Milk + Cultures + Rennet + Salt = Love
Farmstead cheesemaking enables us to see and experience the relationship between the feed that we grow, the animals we care for and the milk they produce, and how it creates a high quality, good tasting cheese. If you want to learn a bit more about just how we do it... watch the videos below.
1. Receiving Milk
At Redhead Creamery, milk comes directly from the milking parlor to the cheese plant via stainless steel pipeline through an underground tunnel. We receive fresh, warm milk directly from the cow allowing us to save energy on cooling the milk first and instead, going directly to pasteurization.
2. Adding Cultures
Cultures are enzymes that contribute to the ultimate characteristics of each cheese.
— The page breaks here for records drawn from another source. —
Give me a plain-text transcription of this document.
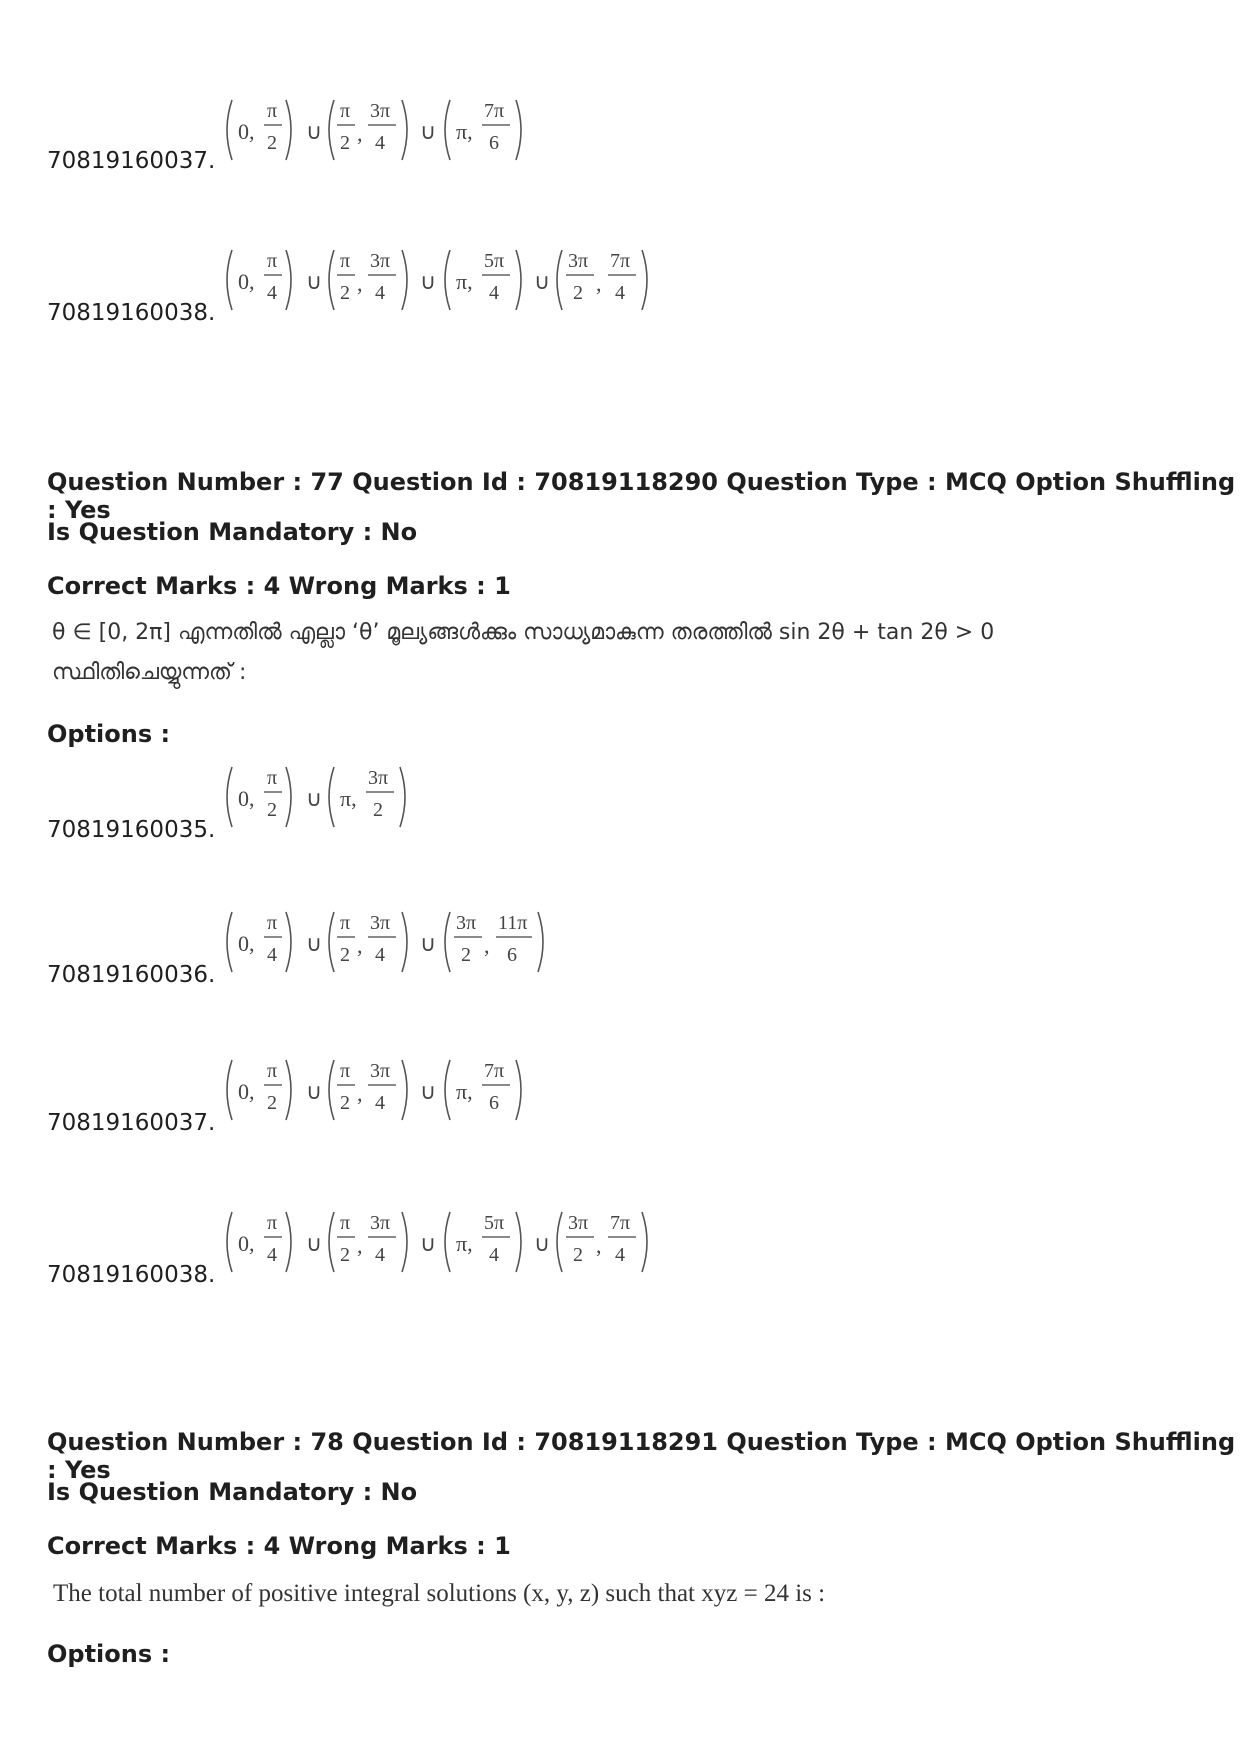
70819160037.
0,
π
2 ∪
π
2 ,
3π
4 ∪ π,
7π
6
70819160038.
0,
π
4 ∪
π
2 ,
3π
4 ∪ π,
5π
4 ∪
3π
2 ,
7π
4
Question Number : 77 Question Id : 70819118290 Question Type : MCQ Option Shuffling : Yes
Is Question Mandatory : No
Correct Marks : 4 Wrong Marks : 1
θ ∈ [0, 2π] എന്നതിൽ എല്ലാ ‘θ’ മൂല്യങ്ങൾക്കും സാധ്യമാകുന്ന തരത്തിൽ sin 2θ + tan 2θ > 0
സ്ഥിതിചെയ്യുന്നത് :
Options :
70819160035.
0,
π
2 ∪ π,
3π
2
70819160036.
0,
π
4 ∪
π
2 ,
3π
4 ∪
3π
2 ,
11π
6
70819160037.
0,
π
2 ∪
π
2 ,
3π
4 ∪ π,
7π
6
70819160038.
0,
π
4 ∪
π
2 ,
3π
4 ∪ π,
5π
4 ∪
3π
2 ,
7π
4
Question Number : 78 Question Id : 70819118291 Question Type : MCQ Option Shuffling : Yes
Is Question Mandatory : No
Correct Marks : 4 Wrong Marks : 1
The total number of positive integral solutions (x, y, z) such that xyz = 24 is :
Options :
They can be grown by the cheesemaker (not as common) or purchased by a supplier who sells frozen, freeze-dried or liquid cultures.
3. Adding Rennet
We currently use a liquid rennet at Redhead Creamery that gets added directly to the vat of milk. Only 30mL of microbial rennet is needed per 1,000 pounds of milk and can set (coagulate) the entire vat of milk within 25-40 minutes. We call this “The Miracle of Coagulation”. What is Rennet? Click here to find out!
Salt is essential to cheesemaking. It directly influences the quality and safety characteristics of almost all cheeses. All of Redhead Creamery’s cheeses are salted by hand.